Au regard de ce qui précède, le Front Populaire Ivoirien :

  • estime que la hausse de l’impôt BIC uniquement pour les entreprises de télécommunications et des TIC qui contribuent à plus de 6% du PIB et l’augmentation du taux de la taxe sur les entreprises de télécommunications et des TIC constituent des mesures iniques et discriminatoires qui ralentiront à coup sûr l’activité des opérateurs de ce secteur. L’applicabilité d’une telle mesure à l’exercice clos le 31 décembre 2013 risque d’avoir des effets désastreux sur les investissements dans le secteur, et partant d’occasionner la fermeture de nombreux établissements de sous-traitants et entreprises prestataires avec son lot de chômage ;
  • stigmatise l’institution d’une nouvelle taxe pour les consommateurs. Car, cela est contraire à tout principe de développement soutenu de nos jours par une  plus grande accessibilité aux TIC ;

  • note que l’obligation de souscrire 20% du montant des transferts en bon du trésor public exigées désormais aux entreprises qui transfèrent des dividendes hors de la Côte d’Ivoire sans aucune précision de l’espace viole gravement les dispositions du traité de l’UEMOA;

  • relève l’incongruité de cette mesure émanant d’un gouvernement qui ne cesse de clamer de faire de la Côte d’Ivoire un « pays émergent » d’ici 2020 ;

  • affirme de ce fait que le slogan de « faire de la Côte d’Ivoire un pays émergent » n’est qu’une démagogie d’Etat, car on ne peut vouloir une chose et son contraire à la fois.

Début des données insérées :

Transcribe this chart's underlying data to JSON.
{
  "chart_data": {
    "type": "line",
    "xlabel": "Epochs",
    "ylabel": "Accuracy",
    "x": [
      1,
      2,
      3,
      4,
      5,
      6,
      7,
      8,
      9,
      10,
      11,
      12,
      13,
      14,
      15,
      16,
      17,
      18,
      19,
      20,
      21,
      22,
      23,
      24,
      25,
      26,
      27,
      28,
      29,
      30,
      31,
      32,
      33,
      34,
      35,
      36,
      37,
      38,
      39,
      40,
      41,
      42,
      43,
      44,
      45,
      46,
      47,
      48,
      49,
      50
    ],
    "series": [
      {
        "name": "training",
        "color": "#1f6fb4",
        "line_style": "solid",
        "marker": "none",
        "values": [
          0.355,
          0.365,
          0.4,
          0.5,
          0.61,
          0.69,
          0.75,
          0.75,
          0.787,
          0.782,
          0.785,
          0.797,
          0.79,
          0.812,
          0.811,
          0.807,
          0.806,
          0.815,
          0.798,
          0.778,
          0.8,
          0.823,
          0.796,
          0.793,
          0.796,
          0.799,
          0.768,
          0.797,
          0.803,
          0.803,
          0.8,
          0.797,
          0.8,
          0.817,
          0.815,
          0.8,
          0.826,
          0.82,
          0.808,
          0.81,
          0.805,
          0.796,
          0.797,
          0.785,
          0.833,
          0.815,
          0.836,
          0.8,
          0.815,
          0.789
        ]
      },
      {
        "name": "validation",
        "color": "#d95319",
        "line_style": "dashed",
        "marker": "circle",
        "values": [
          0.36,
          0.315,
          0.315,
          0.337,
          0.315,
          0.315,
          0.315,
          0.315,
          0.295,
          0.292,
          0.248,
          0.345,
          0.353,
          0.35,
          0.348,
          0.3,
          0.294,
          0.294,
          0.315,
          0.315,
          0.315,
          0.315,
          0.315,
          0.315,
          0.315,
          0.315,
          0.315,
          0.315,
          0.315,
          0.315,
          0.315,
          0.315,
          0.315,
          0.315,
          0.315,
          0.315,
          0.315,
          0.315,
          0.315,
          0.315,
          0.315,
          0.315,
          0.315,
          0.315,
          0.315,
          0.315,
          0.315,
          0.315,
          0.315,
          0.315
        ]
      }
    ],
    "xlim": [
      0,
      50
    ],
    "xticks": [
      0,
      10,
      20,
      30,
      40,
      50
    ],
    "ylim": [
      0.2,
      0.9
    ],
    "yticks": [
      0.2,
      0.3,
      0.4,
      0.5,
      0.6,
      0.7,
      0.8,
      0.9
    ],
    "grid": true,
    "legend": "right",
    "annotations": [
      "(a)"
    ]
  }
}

  • demeure persuadé que l’article 26 de l’annexe fiscale 2014 porte les germes d’un désastre social et économique pour la Côte d’Ivoire.

Demande en conséquence au gouvernement son retrait de l’ordonnancement juridique afin de le modifier en tenant compte de l’environnement économique des entreprises et des difficultés des consommateurs.